B. D. nr. 3205

(29. 07. 1944)

 

L’unione dello spirito con l’anima significa rinascita

L’operare nell’amore verso il prossimo, fa ottenere conoscenza

 

Quando l’anima si unisce con lo spirito in sé attraverso l’agire d’amore, sentirà un irresistibile impulso verso l’alto, poiché questo cercherà ora d’influenzarla e ricondurla verso quel regno che è la sua vera patria, e nella stessa misura essa si separerà dalla Terra, cioè il suo volere e pensare non sarà più per il corpo e per i suoi desideri, bensì sarà rivolto allo spirituale. – Non appena è subentrato questo stadio, l’anima rinasce nello spirito, inizia un nuovo tratto di vita, riconosce l’effettivo scopo della sua vita terrena e si rende consapevole del suo compito sulla Terra, e allora non può più nemmeno subentrare nessuna retrocessione, nessuna ricaduta nello stato precedente, quando era senza conoscenza spirituale e considerava solo la vita terrena.

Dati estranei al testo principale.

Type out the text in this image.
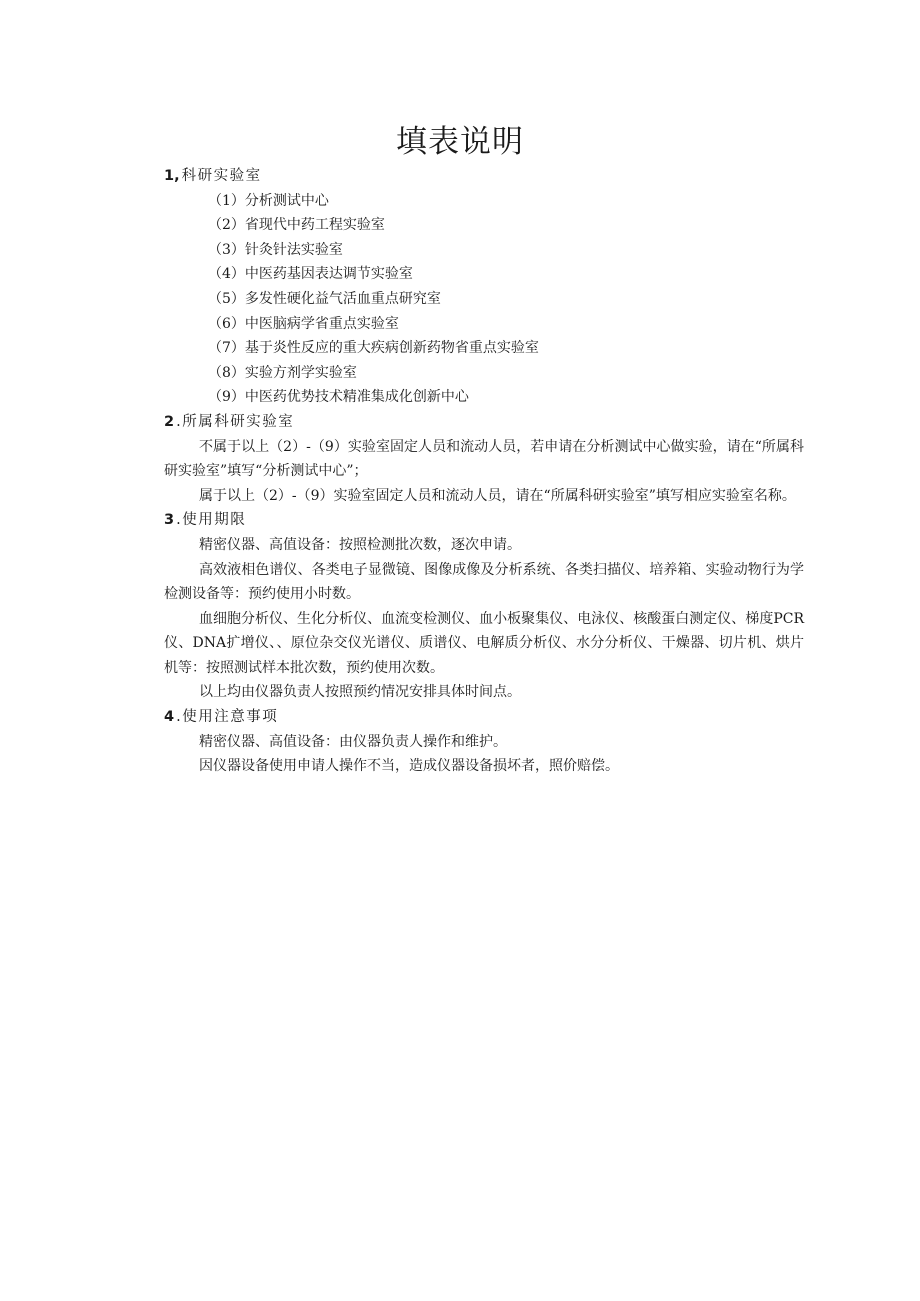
填表说明
1, 科研实验室
（1）分析测试中心
（2）省现代中药工程实验室
（3）针灸针法实验室
（4）中医药基因表达调节实验室
（5）多发性硬化益气活血重点研究室
（6）中医脑病学省重点实验室
（7）基于炎性反应的重大疾病创新药物省重点实验室
（8）实验方剂学实验室
（9）中医药优势技术精准集成化创新中心
2 .所属科研实验室
不属于以上（2）-（9）实验室固定人员和流动人员，若申请在分析测试中心做实验，请在“所属科研实验室”填写“分析测试中心”；
属于以上（2）-（9）实验室固定人员和流动人员，请在“所属科研实验室”填写相应实验室名称。
3 .使用期限
精密仪器、高值设备：按照检测批次数，逐次申请。
高效液相色谱仪、各类电子显微镜、图像成像及分析系统、各类扫描仪、培养箱、实验动物行为学检测设备等：预约使用小时数。
血细胞分析仪、生化分析仪、血流变检测仪、血小板聚集仪、电泳仪、核酸蛋白测定仪、梯度PCR仪、DNA扩增仪、、原位杂交仪光谱仪、质谱仪、电解质分析仪、水分分析仪、干燥器、切片机、烘片机等：按照测试样本批次数，预约使用次数。
以上均由仪器负责人按照预约情况安排具体时间点。
4 .使用注意事项
精密仪器、高值设备：由仪器负责人操作和维护。
因仪器设备使用申请人操作不当，造成仪器设备损坏者，照价赔偿。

E ora raccoglierà ricchezze spirituali, aprendosi attraverso il cosciente sforzo verso l’alto alle influenze intellettive dal Regno spirituale e, come conseguenza, sarà attiva anche nell’amore, poiché gli esseri di luce si manifestano nell’uomo attraverso la scintilla spirituale, e questa lo spinge incessantemente a un agire nell’amore. – Più l’uomo è attivo nell’amore, più sarà capace di percepire la voce dello spirito in sé, e più ora aumenterà in conoscenza.

Il suo operare d’amore può essere duplice: egli può aiutare il prossimo in modo terreno, oppure in modo spirituale. Può essere attivo servendo nell’amore per il prossimo, assistendolo nei bisogni terreni, ma può anche prendersi cura dell’anima del prossimo, istruendolo, …e dandogli ciò che ha ricevuto in precedenza attraverso il suo spirito: …conoscenza spirituale corrispondente alla verità!

Egli può trasmettere il bene eterno e, in tal modo, aiutare altre anime a risalire verso l’alto, e questo operare nell’amore è oltremodo benefico, è una prestazione soccorrevole che le anime ringrazieranno per l’eternità. Infatti, l’aiuto spirituale significa sempre un risveglio alla vita, non appena l’uomo si lascia aiutare, anziché chiudersi a quest’aiuto, rifiutandolo. Tuttavia, non appena un uomo ha intrapreso una volta la via spirituale, non vorrà mai percorrere da solo la via verso l’alto, bensì agirà sempre sul suo prossimo, perché riconoscerà che il tendere spirituale è la cosa più importante nella vita, e se l’uomo è volenteroso, può condurlo alla meta.

L’anima sulla Terra non si sentirà più bene, e i suoi sforzi saranno di sfuggirle, e perciò nel regno spirituale potrà elevarsi in qualunque momento e ovunque, poiché là, sarà sempre fatto il ponte, se l’uomo desidera entrare nel regno spirituale. Gli esseri di luce sono sempre disposti a trasmettere all’anima dell’uomo la forza ricevuta da Dio, e la scintilla spirituale nell’uomo è sempre pronta a offrire all’anima i Doni spirituali, poiché la scintilla spirituale è in continuo collegamento con il mondo donante luce e, di conseguenza, con Dio, il Quale, tramite gli esseri di luce, riconduce all’uomo la conoscenza corrispondente che vorrà ricevere. Infatti, è il desiderio dell’anima, è il suo pensare e volere, a determinare la misura dei Doni spirituali che le saranno trasmessi, e se l’anima condurrà oltre, al prossimo, il patrimonio spirituale ricevuto, per renderlo felice con questi, …essi saranno illimitati!    Amen!